Blockchain Startup Algorand Bags $62M, Hires Fuze & LogMeIn Execs

Xconomy Boston — 

The blockchain and cryptocurrency industry has produced a lot of hype, but it is still working to deliver practical applications that are widely used by businesses.

One of the startups trying to change that, Boston-based Algorand, said today it has scooped up $62 million in venture funding from previous investors Union Square Ventures and Pillar Companies, as well as a long list of global investors, including U.K.-based Eterna Capital, China Merchants Bank, and U.S.-based Slow Ventures. Algorand executives say the company has hauled in $67 million in venture capital to date. The latest funding will support the company’s work on a new blockchain software platform and accompanying cryptocurrency, which it hopes will resolve problems with some existing digital currencies, from security to the demand for computing resources.

Algorand also notably announced that it has brought on former Fuze chief executive Steve Kokinos as its CEO, and former LogMeIn chief marketing officer Sean Ford as its chief operating officer. The executive hires signal that the startup’s backers think the company is ready to make a commercial push with its blockchain technology, co-developed by Algorand co-founder Silvio Micali, an MIT computer engineering professor and cryptographer who has won the prestigious A.M. Turing Award.
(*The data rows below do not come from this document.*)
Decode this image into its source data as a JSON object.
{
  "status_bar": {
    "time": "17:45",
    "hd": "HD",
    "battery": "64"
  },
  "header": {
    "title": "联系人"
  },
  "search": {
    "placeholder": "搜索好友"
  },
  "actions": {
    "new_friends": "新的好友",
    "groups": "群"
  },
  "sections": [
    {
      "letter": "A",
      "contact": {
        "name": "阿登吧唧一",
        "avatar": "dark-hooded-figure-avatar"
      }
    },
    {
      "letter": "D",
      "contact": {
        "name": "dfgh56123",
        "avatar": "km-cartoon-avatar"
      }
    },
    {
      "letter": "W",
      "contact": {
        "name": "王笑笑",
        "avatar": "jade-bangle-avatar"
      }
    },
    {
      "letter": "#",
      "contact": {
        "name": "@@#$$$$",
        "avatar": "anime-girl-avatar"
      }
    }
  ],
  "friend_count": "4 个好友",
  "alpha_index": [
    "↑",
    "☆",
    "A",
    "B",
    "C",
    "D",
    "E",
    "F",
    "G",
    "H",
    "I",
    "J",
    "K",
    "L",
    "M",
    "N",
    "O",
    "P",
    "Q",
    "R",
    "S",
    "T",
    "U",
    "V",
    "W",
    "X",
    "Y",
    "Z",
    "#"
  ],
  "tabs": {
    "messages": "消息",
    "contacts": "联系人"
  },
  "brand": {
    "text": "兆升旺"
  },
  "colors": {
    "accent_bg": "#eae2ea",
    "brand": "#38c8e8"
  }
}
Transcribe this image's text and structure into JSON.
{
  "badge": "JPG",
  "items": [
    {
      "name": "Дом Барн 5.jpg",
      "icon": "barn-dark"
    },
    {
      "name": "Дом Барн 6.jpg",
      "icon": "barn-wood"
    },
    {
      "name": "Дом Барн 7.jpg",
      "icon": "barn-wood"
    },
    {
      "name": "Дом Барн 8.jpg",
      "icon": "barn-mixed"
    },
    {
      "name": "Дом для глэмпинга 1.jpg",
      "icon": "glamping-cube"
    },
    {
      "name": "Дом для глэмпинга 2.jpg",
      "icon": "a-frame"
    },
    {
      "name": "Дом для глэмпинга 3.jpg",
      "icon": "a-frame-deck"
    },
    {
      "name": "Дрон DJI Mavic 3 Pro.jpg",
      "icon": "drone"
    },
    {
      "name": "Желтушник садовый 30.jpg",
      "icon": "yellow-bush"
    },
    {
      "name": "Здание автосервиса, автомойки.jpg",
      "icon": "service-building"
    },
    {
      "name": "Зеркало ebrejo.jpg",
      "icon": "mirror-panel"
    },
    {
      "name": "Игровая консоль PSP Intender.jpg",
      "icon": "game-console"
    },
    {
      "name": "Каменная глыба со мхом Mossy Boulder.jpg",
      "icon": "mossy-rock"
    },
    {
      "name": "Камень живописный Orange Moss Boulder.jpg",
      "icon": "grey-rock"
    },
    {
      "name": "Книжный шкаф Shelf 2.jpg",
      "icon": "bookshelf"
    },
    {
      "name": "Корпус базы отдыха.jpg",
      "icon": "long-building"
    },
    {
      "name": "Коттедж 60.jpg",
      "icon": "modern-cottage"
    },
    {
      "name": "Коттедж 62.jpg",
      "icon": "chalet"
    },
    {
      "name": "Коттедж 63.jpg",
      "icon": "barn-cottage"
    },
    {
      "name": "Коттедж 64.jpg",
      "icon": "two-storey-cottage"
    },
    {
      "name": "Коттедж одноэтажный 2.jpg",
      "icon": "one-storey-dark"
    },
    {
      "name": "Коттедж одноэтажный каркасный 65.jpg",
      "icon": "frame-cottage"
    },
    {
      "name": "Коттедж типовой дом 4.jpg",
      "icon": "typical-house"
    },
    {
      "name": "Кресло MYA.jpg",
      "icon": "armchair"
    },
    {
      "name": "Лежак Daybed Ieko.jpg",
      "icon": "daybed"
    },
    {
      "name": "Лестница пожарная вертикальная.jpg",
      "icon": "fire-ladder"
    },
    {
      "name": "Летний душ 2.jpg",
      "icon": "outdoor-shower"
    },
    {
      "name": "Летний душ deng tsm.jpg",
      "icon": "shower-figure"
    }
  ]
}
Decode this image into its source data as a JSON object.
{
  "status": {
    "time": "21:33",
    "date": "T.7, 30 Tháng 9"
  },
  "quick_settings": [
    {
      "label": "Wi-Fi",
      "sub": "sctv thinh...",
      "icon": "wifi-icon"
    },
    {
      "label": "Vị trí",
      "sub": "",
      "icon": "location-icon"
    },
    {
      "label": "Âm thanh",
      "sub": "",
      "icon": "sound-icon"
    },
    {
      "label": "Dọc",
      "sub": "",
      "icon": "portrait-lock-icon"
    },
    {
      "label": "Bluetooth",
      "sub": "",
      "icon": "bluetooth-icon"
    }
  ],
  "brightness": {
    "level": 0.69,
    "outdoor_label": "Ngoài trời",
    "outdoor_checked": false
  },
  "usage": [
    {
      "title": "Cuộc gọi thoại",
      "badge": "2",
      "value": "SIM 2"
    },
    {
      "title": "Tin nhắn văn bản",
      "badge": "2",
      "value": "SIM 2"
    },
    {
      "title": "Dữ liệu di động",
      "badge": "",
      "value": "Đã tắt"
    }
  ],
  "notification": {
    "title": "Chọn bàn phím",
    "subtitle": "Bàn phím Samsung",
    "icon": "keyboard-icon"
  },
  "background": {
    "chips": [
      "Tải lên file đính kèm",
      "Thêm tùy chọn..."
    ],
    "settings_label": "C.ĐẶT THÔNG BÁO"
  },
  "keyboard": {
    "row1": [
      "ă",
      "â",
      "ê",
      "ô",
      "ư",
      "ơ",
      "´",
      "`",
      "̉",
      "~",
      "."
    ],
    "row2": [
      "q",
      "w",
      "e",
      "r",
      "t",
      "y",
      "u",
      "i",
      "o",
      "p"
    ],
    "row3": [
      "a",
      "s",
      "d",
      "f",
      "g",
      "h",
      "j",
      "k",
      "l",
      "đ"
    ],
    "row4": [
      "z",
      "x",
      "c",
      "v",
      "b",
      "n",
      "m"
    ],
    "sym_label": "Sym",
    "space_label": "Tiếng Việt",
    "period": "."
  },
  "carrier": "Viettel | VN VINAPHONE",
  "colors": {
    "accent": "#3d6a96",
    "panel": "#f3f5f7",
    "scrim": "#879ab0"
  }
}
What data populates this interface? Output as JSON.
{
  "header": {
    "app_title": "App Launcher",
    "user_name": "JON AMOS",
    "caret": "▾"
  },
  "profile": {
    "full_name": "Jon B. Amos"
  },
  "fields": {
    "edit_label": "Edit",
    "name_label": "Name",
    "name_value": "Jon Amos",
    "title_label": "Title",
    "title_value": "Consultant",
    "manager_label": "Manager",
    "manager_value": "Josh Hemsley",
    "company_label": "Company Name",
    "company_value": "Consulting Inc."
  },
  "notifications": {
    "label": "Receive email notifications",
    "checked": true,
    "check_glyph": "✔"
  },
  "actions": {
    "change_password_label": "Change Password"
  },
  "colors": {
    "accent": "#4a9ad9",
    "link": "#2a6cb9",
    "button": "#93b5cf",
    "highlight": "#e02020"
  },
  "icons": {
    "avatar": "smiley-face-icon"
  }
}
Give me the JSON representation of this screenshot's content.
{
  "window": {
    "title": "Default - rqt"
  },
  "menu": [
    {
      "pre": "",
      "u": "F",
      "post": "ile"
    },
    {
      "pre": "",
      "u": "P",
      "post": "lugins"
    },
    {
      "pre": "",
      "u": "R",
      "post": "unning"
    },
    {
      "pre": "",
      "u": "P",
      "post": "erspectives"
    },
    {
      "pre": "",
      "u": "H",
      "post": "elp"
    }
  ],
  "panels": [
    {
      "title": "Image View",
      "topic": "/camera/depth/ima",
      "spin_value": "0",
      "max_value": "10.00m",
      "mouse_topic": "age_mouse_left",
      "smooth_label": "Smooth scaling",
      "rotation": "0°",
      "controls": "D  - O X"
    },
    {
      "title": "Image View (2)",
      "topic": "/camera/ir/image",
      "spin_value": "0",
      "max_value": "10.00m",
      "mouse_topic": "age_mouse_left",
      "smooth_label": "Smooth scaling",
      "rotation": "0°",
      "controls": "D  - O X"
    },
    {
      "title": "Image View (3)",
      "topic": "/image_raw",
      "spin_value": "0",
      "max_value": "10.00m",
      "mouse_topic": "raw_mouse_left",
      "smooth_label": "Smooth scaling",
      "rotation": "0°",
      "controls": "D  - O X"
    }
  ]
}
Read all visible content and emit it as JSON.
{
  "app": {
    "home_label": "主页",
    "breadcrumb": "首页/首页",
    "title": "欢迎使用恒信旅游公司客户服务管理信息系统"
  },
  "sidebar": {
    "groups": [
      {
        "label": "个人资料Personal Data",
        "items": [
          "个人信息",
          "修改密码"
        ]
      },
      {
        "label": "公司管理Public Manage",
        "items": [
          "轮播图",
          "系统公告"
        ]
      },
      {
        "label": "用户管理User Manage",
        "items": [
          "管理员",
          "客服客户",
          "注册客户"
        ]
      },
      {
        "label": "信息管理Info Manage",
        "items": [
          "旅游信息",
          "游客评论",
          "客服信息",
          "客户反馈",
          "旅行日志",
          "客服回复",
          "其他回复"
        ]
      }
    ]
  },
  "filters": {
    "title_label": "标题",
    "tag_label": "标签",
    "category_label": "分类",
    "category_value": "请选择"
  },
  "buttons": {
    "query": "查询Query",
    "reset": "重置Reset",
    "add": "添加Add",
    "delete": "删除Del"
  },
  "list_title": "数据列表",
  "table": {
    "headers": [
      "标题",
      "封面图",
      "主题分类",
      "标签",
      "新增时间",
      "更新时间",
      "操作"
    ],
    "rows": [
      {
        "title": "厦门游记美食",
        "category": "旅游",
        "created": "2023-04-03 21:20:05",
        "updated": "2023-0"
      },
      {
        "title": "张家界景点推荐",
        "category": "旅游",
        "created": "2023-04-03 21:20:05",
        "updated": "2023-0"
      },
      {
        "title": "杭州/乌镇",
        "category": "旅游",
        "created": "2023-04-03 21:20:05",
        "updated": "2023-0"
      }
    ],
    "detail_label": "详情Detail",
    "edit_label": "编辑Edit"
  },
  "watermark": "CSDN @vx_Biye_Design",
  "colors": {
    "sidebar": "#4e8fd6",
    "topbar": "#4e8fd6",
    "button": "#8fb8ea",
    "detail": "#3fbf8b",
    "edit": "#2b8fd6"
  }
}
Kokinos co-founded Fuze (formerly known as ThinkingPhones) in 2005 and helped turn the business communications software firm into one of the Boston area’s best-funded and fastest-growing tech companies. During Ford’s tenure at LogMeIn (NASDAQ: LOGM), the business communications software and IT tools maker expanded it products and more than doubled its stock price. He was previously a top marketing exec at Oracle, Avid Technology, and Upromise, which he co-founded. (Ford is pictured above, left, with Kokinos.)

Algorand is developing its own digital currency and a blockchain-based transactions system that Kokinos says is currently being tested with a private network of early users. The company plans to publicly launch its products early next year, he says.

“Our effort is going to be to continue to make this blockchain practically applicable for mainstream businesses and their users,” Ford says.

It’s a goal that big corporations are also working toward, focusing on areas such as tracking the food supply chain (an effort between IBM, Walmart, and others) and enticing hedge funds and other financial firms to invest in cryptocurrencies (a goal of a new venture from Fidelity Investments). But there’s a lot of work ahead. A Gartner survey in May found that few companies are currently investing in and deploying blockchain technologies, and a Forrester report from last November predicted that some businesses’ blockchain projects would be scaled back or even halted this year.

As Xconomy previously reported, Algorand aims to solve some of the technological drawbacks of Bitcoin and other popular digital currencies, including their use of massive amounts of computing resources and electricity, high transaction costs, and criticisms that the networks aren’t as decentralized as they’re purported to be. Algorand’s software will validate each transaction in the blockchain using an approach called “pure proof of stake,” which doesn’t require solving complicated cryptographic puzzles, unlike the “proof of work” approach used by Bitcoin and others. (For more details on the technology and philosophy behind it, click here to read my February interview with Micali.)

Kokinos declined to comment on competitors, but it seems like Algorand’s blockchain platform might compete in some ways with Ethereum and Dfinity, for example, both of which are developing blockchain-based networks to run a variety of software applications.

Another trend Algorand fits into is the increasing buzz around creating a more “decentralized” Internet, as tech giants such as Google and Facebook face mounting criticism over the ways they accumulate and use individuals’ personal data. Blockchain advocates believe the technology could play a role in the decentralization effort. Others are taking different approaches. Tim Berners-Lee, inventor of the World Wide Web, recently co-founded a Boston-area startup called Inrupt that aims to use standard Web tools to give individual users more control over where their personal information gets stored and who or what can access and use it.

Kokinos says he thinks the work of firms such as Algorand and Inrupt could reinforce each other “to a certain extent.” Indeed, Inrupt CEO John Bruce told Xconomy there are already efforts underway to combine blockchain technologies with the open-source software tools Inrupt is using.

A more pressing task for Algorand is figuring out the right strategy to make money. Kokinos declined to comment on the company’s ideas for generating revenue, but he admits that Algorand’s business model will be “fundamentally different” than what he and Ford experienced with their previous companies.

“What it means to sell is even different in a fundamentally decentralized world than it is in the traditional enterprise space,” Kokinos continues. “For us, it’s less about finding the end user ourselves, and [more about] bringing enterprises, financial services firms, and distributed application developers to the platform.”